У меня есть строчки посвященные шестидесятникам: «Мы для кого-то были модными, кого-то славой мы обидели, но мы вас сделали свободными, сегодняшние оскорбители…» Всё правда! — мы дали им свободу, которая им
— Я не могу представить себе, — согласился я, — чтобы на чтении стихов кого-то из тех, о ком мы говорим, люди плакали. А вчера я, сидя на твоем вечере в зале рядом с нашим замечательным другом Фрумкиным Саем, пережившим Холокост, видел, как по его щекам катились слезы. Что свидетельствует в который раз: кроме собственно формы, существуют очень важные внутренние качества, присущие поэзии и отличающие её от даже самым искусным образом зарифмованной прозы — Мы все одновременно учились у многих поэтов предыдущих поколений, — продолжал Евтушенко. — Но мы еще учились друг у друга. Вот, к примеру, мне сегодняшние стихи Вознесенского не нравятся. Видимо, ему мои — тоже. Но это неважно… А всё равно, я себя, как поэта, не могу предствить без его ранних замечательных стихов — таких, как «Я Гойя», «Осень в Сигулде» или «Белла». У нас было какое-то взаимное переливание. У нас, бывших совершенно разными…

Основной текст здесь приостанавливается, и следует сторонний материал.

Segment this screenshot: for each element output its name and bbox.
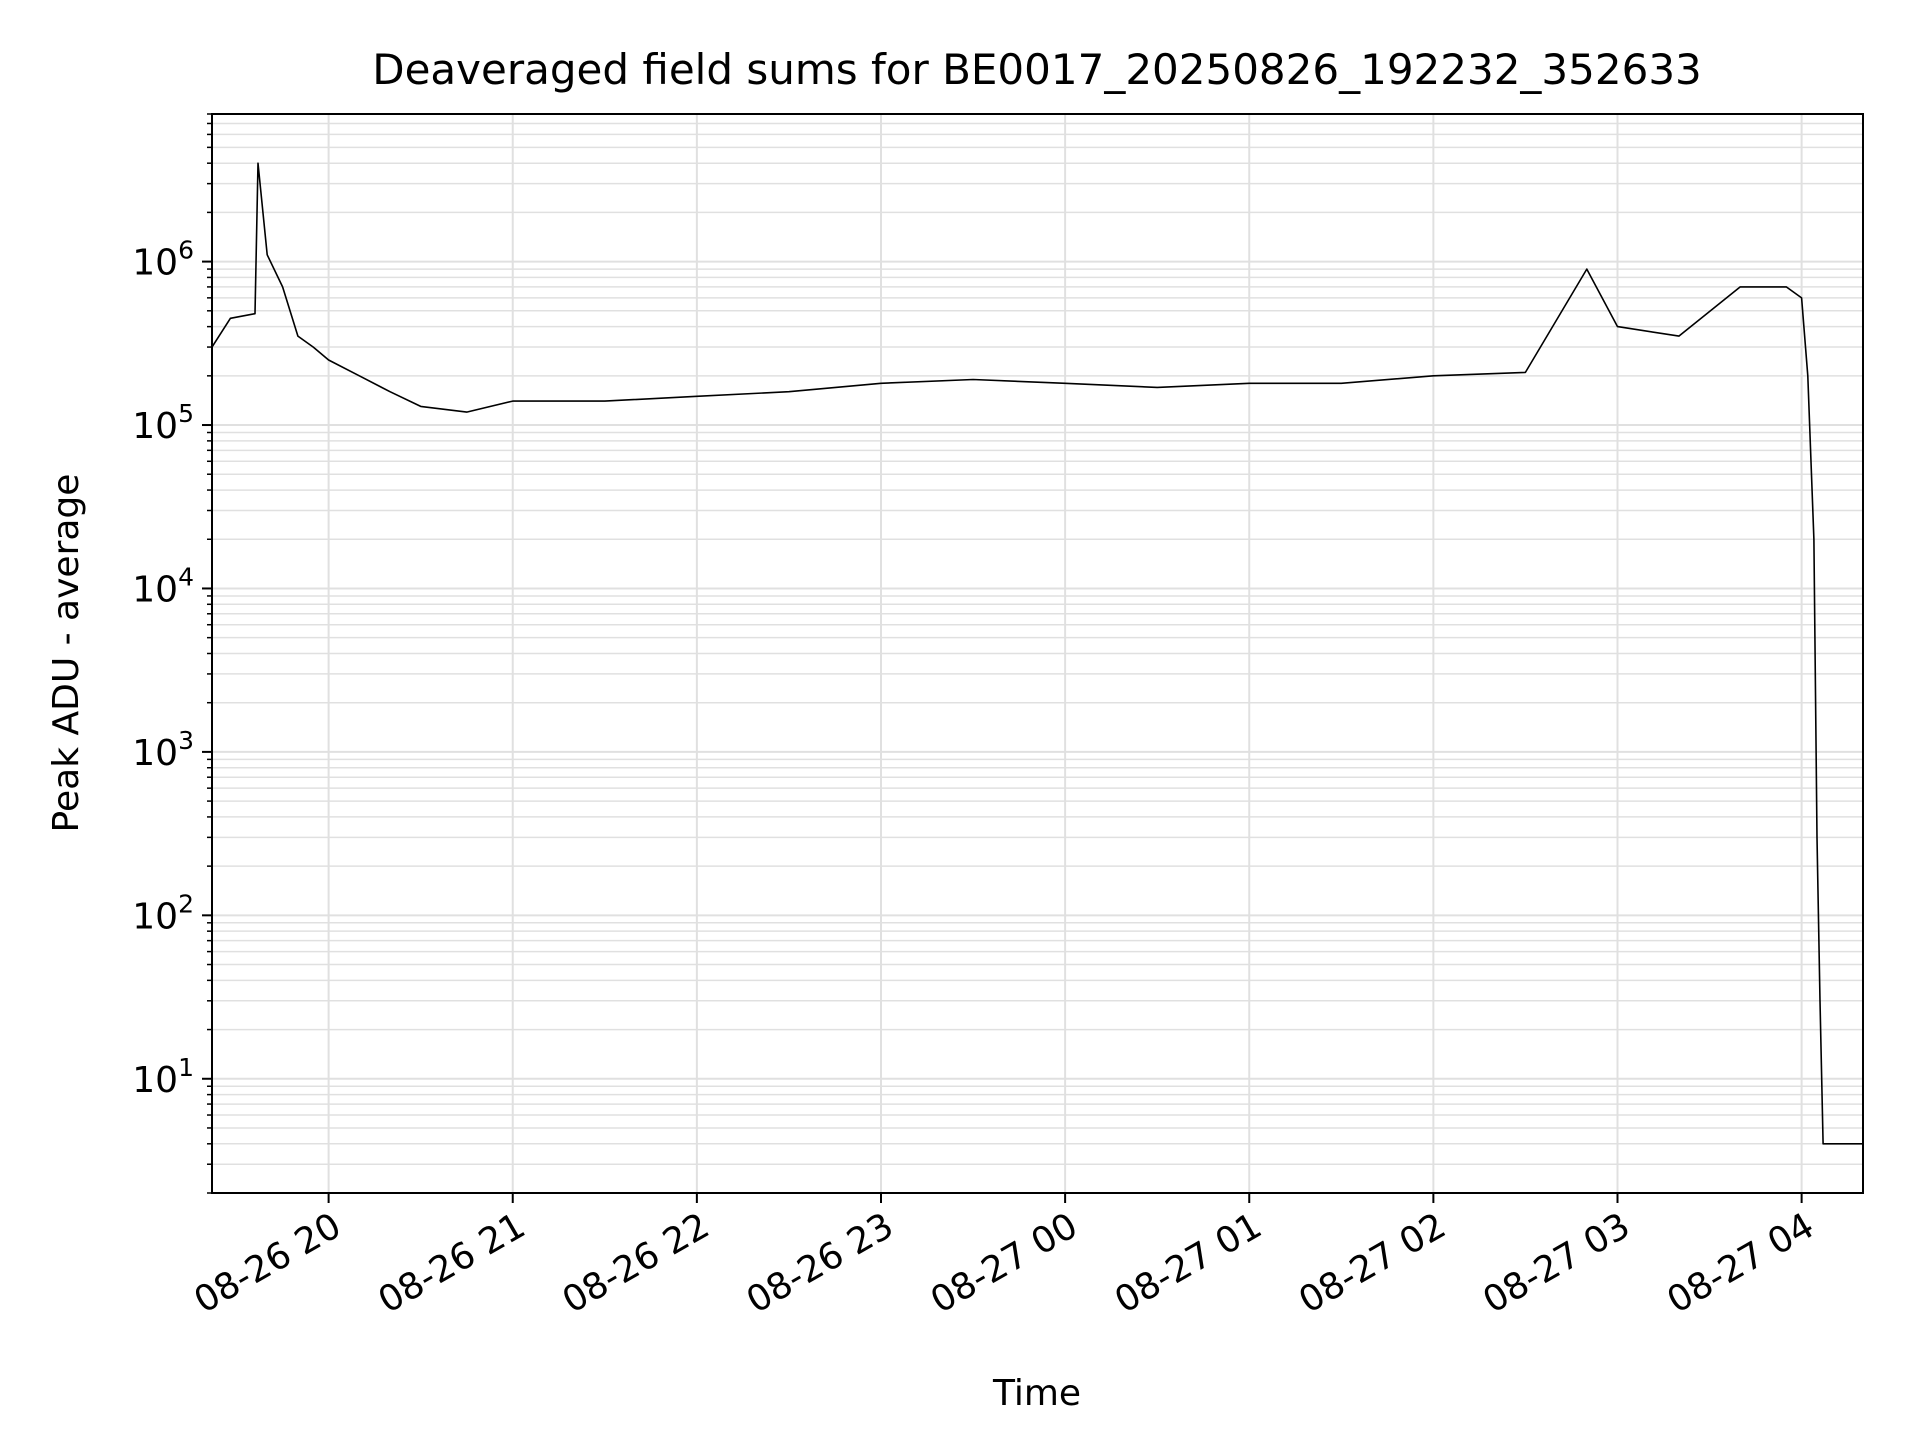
y-tick-label: 104	[132, 562, 194, 610]
y-tick-label: 103	[132, 726, 194, 774]
data-series-line	[211, 162, 1863, 1145]
chart-title: Deaveraged field sums for BE0017_2025082…	[372, 45, 1702, 94]
plot-area	[211, 162, 1863, 1145]
y-tick-label: 105	[132, 399, 194, 447]
x-axis-label: Time	[992, 1373, 1081, 1414]
y-tick-label: 102	[132, 889, 194, 937]
y-axis-label: Peak ADU - average	[46, 474, 87, 833]
y-tick-label: 101	[132, 1053, 194, 1101]
y-tick-label: 106	[132, 236, 194, 284]
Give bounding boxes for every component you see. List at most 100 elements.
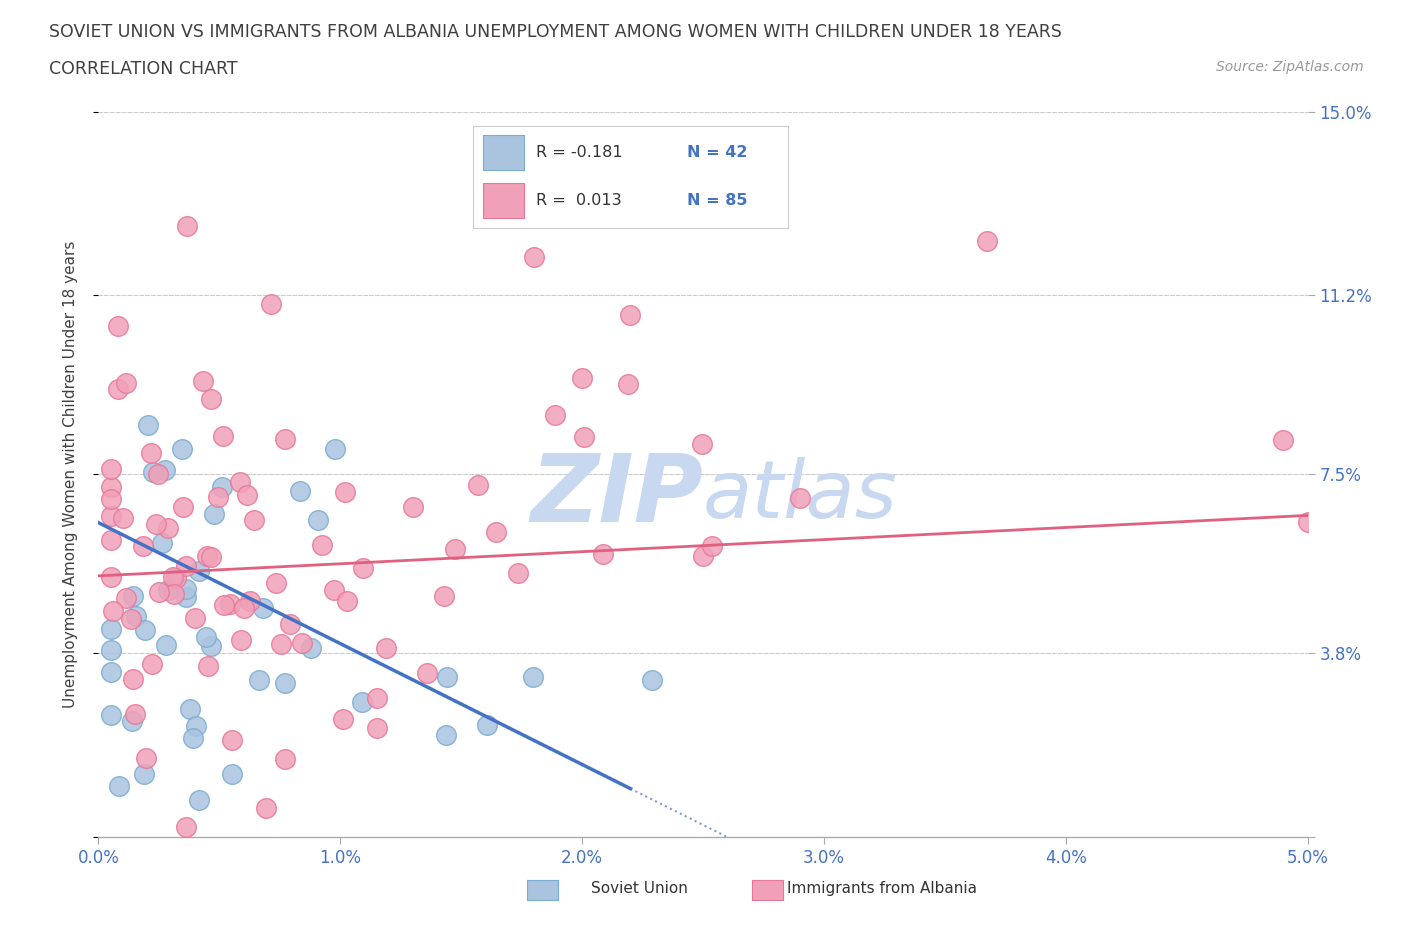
Point: [475, 717, 498, 732]
Point: [163, 587, 186, 602]
Point: [141, 657, 163, 671]
Point: [174, 582, 197, 597]
Point: [508, 565, 530, 580]
Point: [332, 711, 354, 726]
Point: [641, 672, 664, 687]
Point: [200, 550, 222, 565]
Point: [311, 538, 333, 552]
Y-axis label: Unemployment Among Women with Children Under 18 years: Unemployment Among Women with Children U…: [63, 241, 77, 708]
Point: [467, 478, 489, 493]
Point: [260, 297, 283, 312]
Point: [145, 516, 167, 531]
Point: [174, 590, 197, 604]
Text: SOVIET UNION VS IMMIGRANTS FROM ALBANIA UNEMPLOYMENT AMONG WOMEN WITH CHILDREN U: SOVIET UNION VS IMMIGRANTS FROM ALBANIA …: [49, 23, 1062, 41]
Point: [700, 538, 723, 553]
Point: [121, 671, 143, 686]
Point: [207, 489, 229, 504]
Point: [134, 622, 156, 637]
Point: [115, 591, 138, 605]
Point: [236, 487, 259, 502]
Point: [112, 511, 135, 525]
Point: [186, 719, 208, 734]
Point: [197, 659, 219, 674]
Point: [291, 635, 314, 650]
Point: [172, 499, 194, 514]
Point: [100, 642, 122, 657]
Point: [200, 639, 222, 654]
Point: [333, 485, 356, 499]
Text: CORRELATION CHART: CORRELATION CHART: [49, 60, 238, 78]
Point: [274, 751, 297, 766]
Point: [211, 479, 233, 494]
Point: [179, 701, 201, 716]
Point: [270, 636, 292, 651]
Point: [592, 547, 614, 562]
Point: [366, 721, 388, 736]
Point: [176, 219, 198, 233]
Point: [616, 377, 638, 392]
Text: Source: ZipAtlas.com: Source: ZipAtlas.com: [1216, 60, 1364, 74]
Point: [155, 637, 177, 652]
Point: [131, 538, 153, 553]
Point: [120, 612, 142, 627]
Point: [100, 492, 122, 507]
Point: [174, 558, 197, 573]
Point: [485, 525, 508, 539]
Point: [307, 512, 329, 527]
Point: [132, 766, 155, 781]
Point: [100, 532, 122, 547]
Point: [124, 706, 146, 721]
Point: [125, 608, 148, 623]
Point: [323, 441, 346, 456]
Point: [444, 541, 467, 556]
Point: [416, 666, 439, 681]
Point: [299, 641, 322, 656]
Point: [174, 820, 197, 835]
Point: [100, 508, 122, 523]
Point: [181, 730, 204, 745]
Point: [156, 582, 179, 597]
Text: Immigrants from Albania: Immigrants from Albania: [787, 881, 977, 896]
Point: [352, 560, 374, 575]
Point: [619, 307, 641, 322]
Point: [690, 437, 713, 452]
Point: [148, 466, 170, 481]
Point: [221, 766, 243, 781]
Point: [229, 474, 252, 489]
Point: [221, 733, 243, 748]
Point: [107, 381, 129, 396]
Point: [264, 576, 287, 591]
Point: [188, 792, 211, 807]
Point: [366, 690, 388, 705]
Point: [114, 376, 136, 391]
Point: [254, 801, 277, 816]
Point: [278, 617, 301, 631]
Point: [100, 569, 122, 584]
Point: [100, 708, 122, 723]
Point: [135, 751, 157, 765]
Point: [252, 600, 274, 615]
Text: ZIP: ZIP: [530, 450, 703, 542]
Point: [1272, 433, 1295, 448]
Point: [436, 670, 458, 684]
Point: [402, 500, 425, 515]
Point: [274, 675, 297, 690]
Point: [1296, 514, 1319, 529]
Point: [100, 462, 122, 477]
Point: [100, 664, 122, 679]
Point: [108, 778, 131, 793]
Point: [352, 695, 374, 710]
Point: [433, 589, 456, 604]
Text: atlas: atlas: [703, 457, 898, 535]
Point: [247, 673, 270, 688]
Point: [121, 713, 143, 728]
Point: [522, 670, 544, 684]
Point: [194, 630, 217, 644]
Point: [153, 463, 176, 478]
Point: [191, 374, 214, 389]
Point: [162, 570, 184, 585]
Point: [572, 430, 595, 445]
Point: [544, 407, 567, 422]
Point: [202, 507, 225, 522]
Point: [242, 512, 264, 527]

— «Немых обсчитали, немые вопили, медяшек медальки влипали в опилки…», — пришло мне на память. — Я вывез с собой самый первый его сборничек — «Мозаику», с цензурными «выдерками» страниц, сделанными уже после печати и брошюровки… Изданный, кажется, в Ярославле…
— Во Владимире, — уточнил Евтушенко. — Это уникальность судьбы нашего поколения, невольно оказавшегося пророком. Не могу сказать, что мы достаточно логично понимали это. Мне Горбачев рассказал одну историю. Однажды он мне позвонил, тогда я еще был членом парламента, и сказал: «Мы, знаете, сидим с Раисой Максимовной, перечитываем вашу книжку. Нашли давно изданную книжку и вспомнили, как однажды приехали к морю, и у нас была одна история, о которой я не хочу говорить. Отопление там не работало, какой-то курортишко… Давно ведь это было, были ваши стихи с нами, стихи поэтов вашего поколения.
Мы сидели, закутанные в одеяло, и друг другу читали стихи. И, знаете, когда я приехал учиться в Москву, я был совсем другим человеком. Я же вас видел тогда: вы однажды выступали на Стромынке в общежитии, в столовой. Вы не помните такое выступление? Человек 15 пришло, вы читали, и у меня просто голова потом «повернулась» в другую сторону. И я подумал: ведь мы же с вами ровесники. Я задумался тогда вообще о жизни — впервые». А я, честно говоря, просто не помню, когда я там выступал — мало ли где я выступал за свою жизнь!..
— Вот и на нашем вечере вчера бывший военный моряк вспомнил, как Евтушенко приезжал к ним на пароход в 57-м.
— Да, конечно. И очень жалко, что в нашей поэзии такое произошло… В чем, думаю я, недостатки наших модернистов? Мы учились у предыдущего поколения, мы дружили с ним. Когда Ярослава Смелякова выпустили из тюрьмы, Миша Луконин предложил мне вместе встретить его. Для меня это была огромная честь, потому что я знал его стихи наизусть. И вдруг Смеляков стал цитировать мои строчки: он, оказывается, заметил их, нашел где-то там в журналах. И он попросил меня почитать что-нибудь.